你知道新的地方可以給予人什麼東西嗎?如果你不介意那些陳腔濫調的事情,我都會一一告訴你,在餘生,即使不在盛世。
我從實驗室出來已經好幾天,在回家的路上,寫著這本日誌,那次騷動,令我想起很多故事,那些回憶現在就好像依然被困在那個島上的人,或是一個人坐在火車裡看著外面景色改變而自己就停留在原地一般,他們都被冠上所謂新的意義,對島上人的生活只剩下想像,對車廂外的風景只有回望,難道我想告訴你我是一個新造的人嗎?只有上帝才能夠給予人新生命,那個全能全知的形象,一切也不缺乏,只有上帝的存在才可以容納我的存在,我不是一個新造的人,只是,我不再面對改變,同一時間,清晰明確地肯定過去不是虛妄。

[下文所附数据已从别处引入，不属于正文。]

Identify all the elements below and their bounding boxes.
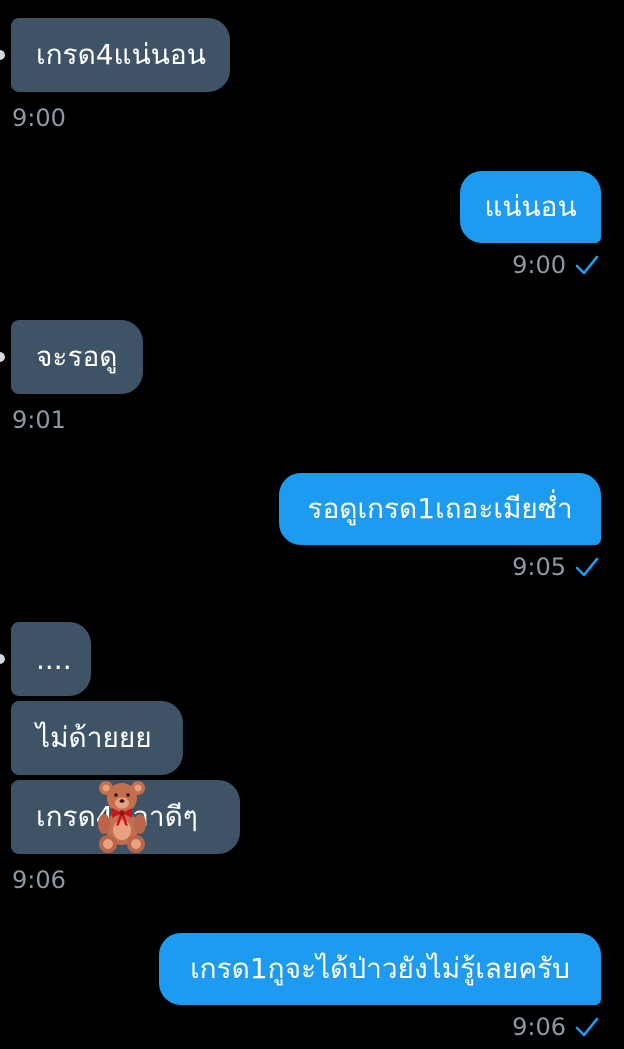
sent-check-icon xyxy=(575,1017,599,1037)
message-text: แน่นอน xyxy=(484,190,577,223)
outgoing-message-bubble[interactable]: แน่นอน xyxy=(460,171,601,243)
teddy-bear-icon xyxy=(98,781,146,853)
incoming-message-bubble[interactable]: จะรอดู xyxy=(11,320,143,394)
message-timestamp: 9:05 xyxy=(512,553,566,581)
avatar-edge xyxy=(0,50,5,60)
message-meta: 9:06 xyxy=(512,1012,600,1042)
message-meta: 9:00 xyxy=(512,250,600,280)
message-timestamp: 9:01 xyxy=(12,406,66,434)
outgoing-message-bubble[interactable]: เกรด1กูจะได้ป่าวยังไม่รู้เลยครับ xyxy=(159,933,601,1005)
message-text: เกรด4แน่นอน xyxy=(36,38,206,71)
message-text: .... xyxy=(36,642,72,676)
incoming-message-bubble[interactable]: เกรด4แน่นอน xyxy=(11,18,230,92)
message-text: เกรด1กูจะได้ป่าวยังไม่รู้เลยครับ xyxy=(190,952,570,985)
message-text: ไม่ด้ายยย xyxy=(36,721,152,754)
message-timestamp: 9:06 xyxy=(12,866,66,894)
avatar-edge xyxy=(0,654,5,664)
outgoing-message-bubble[interactable]: รอดูเกรด1เถอะเมียซ่ำ xyxy=(279,473,601,545)
message-meta: 9:05 xyxy=(512,552,600,582)
incoming-message-bubble[interactable]: ไม่ด้ายยย xyxy=(11,701,183,775)
message-timestamp: 9:00 xyxy=(512,251,566,279)
message-text: จะรอดู xyxy=(36,340,118,373)
message-timestamp: 9:06 xyxy=(512,1013,566,1041)
avatar-edge xyxy=(0,352,5,362)
sent-check-icon xyxy=(575,557,599,577)
incoming-message-bubble[interactable]: .... xyxy=(11,622,91,696)
message-timestamp: 9:00 xyxy=(12,104,66,132)
sent-check-icon xyxy=(575,255,599,275)
message-text: รอดูเกรด1เถอะเมียซ่ำ xyxy=(307,492,573,525)
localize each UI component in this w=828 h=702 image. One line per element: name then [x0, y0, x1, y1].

我被實驗室趕出來的原因是「成績強差人意」,我從來沒有想過島上的實驗環境和外面社會沒有兩樣,它們都把人分等級,不同階層的人會受到不同的待遇,雖然表面上看來沒有兩樣,但人就是這樣無聊的生物,就好像你要乘坐飛機,明明每個人都要什麼兩小時之前報到,同一時間起飛,但偏偏乘坐商務客位的人可以獲得家族給予個人姓氏的稱呼,可以早二十分鐘上機,早一點坐下來,還有一杯歡迎你上機的飲料,即使你只是喝著普通的蘋果汁,她們都要在飲品裡硬加冰塊,這時候我會非常納悶,後悔自己沒有早生二三十年,那個時候飛機都可以抽煙,當大家都在吞雲吐霧的時候,那些突兀的稱呼、被溝淡了的蘋果汁、窗簾前後的空間也會在煙霧裡找到調和,人人都用相同方式打發時間,忘記那些隔閡。
你可以想像只是聽的實驗也可以獲得強差人意的成績嗎?至少我自己想像不到,聆聽也有等級之分?現在的社會就是這樣,品味就是這樣被培養出來,你知道誰是第一批人需要被提出來作批判嗎?他們是我們前社會叫做評論的人,他們是那些根據自己的喜好為歌曲寫上言詞與評級的人,他們都在話語裡獲得權力,胡亂把創作人歸類,有時是頭髮的長度、有時是他們所在的地方、有時是基於與以前的不同、類似,那些關鍵字會漫漫成為如何推銷的指標,他們好像都忘記,那些最利害的創作一開始是沒有分類,他們都在分類前存在,他們的發現猶如空氣,人人呼之,卻忽略了氧氣的存在是因為地球上的海藻,它們於所有生物消耗氧氣的幾億年之前就在工作,為後來的呼吸者供應,或者他們更像一個嬰兒看到什麼便指著它喊出名字一般,該死的評論,難怪現在已經沒有太多人看他們,他們需要更認真的研究。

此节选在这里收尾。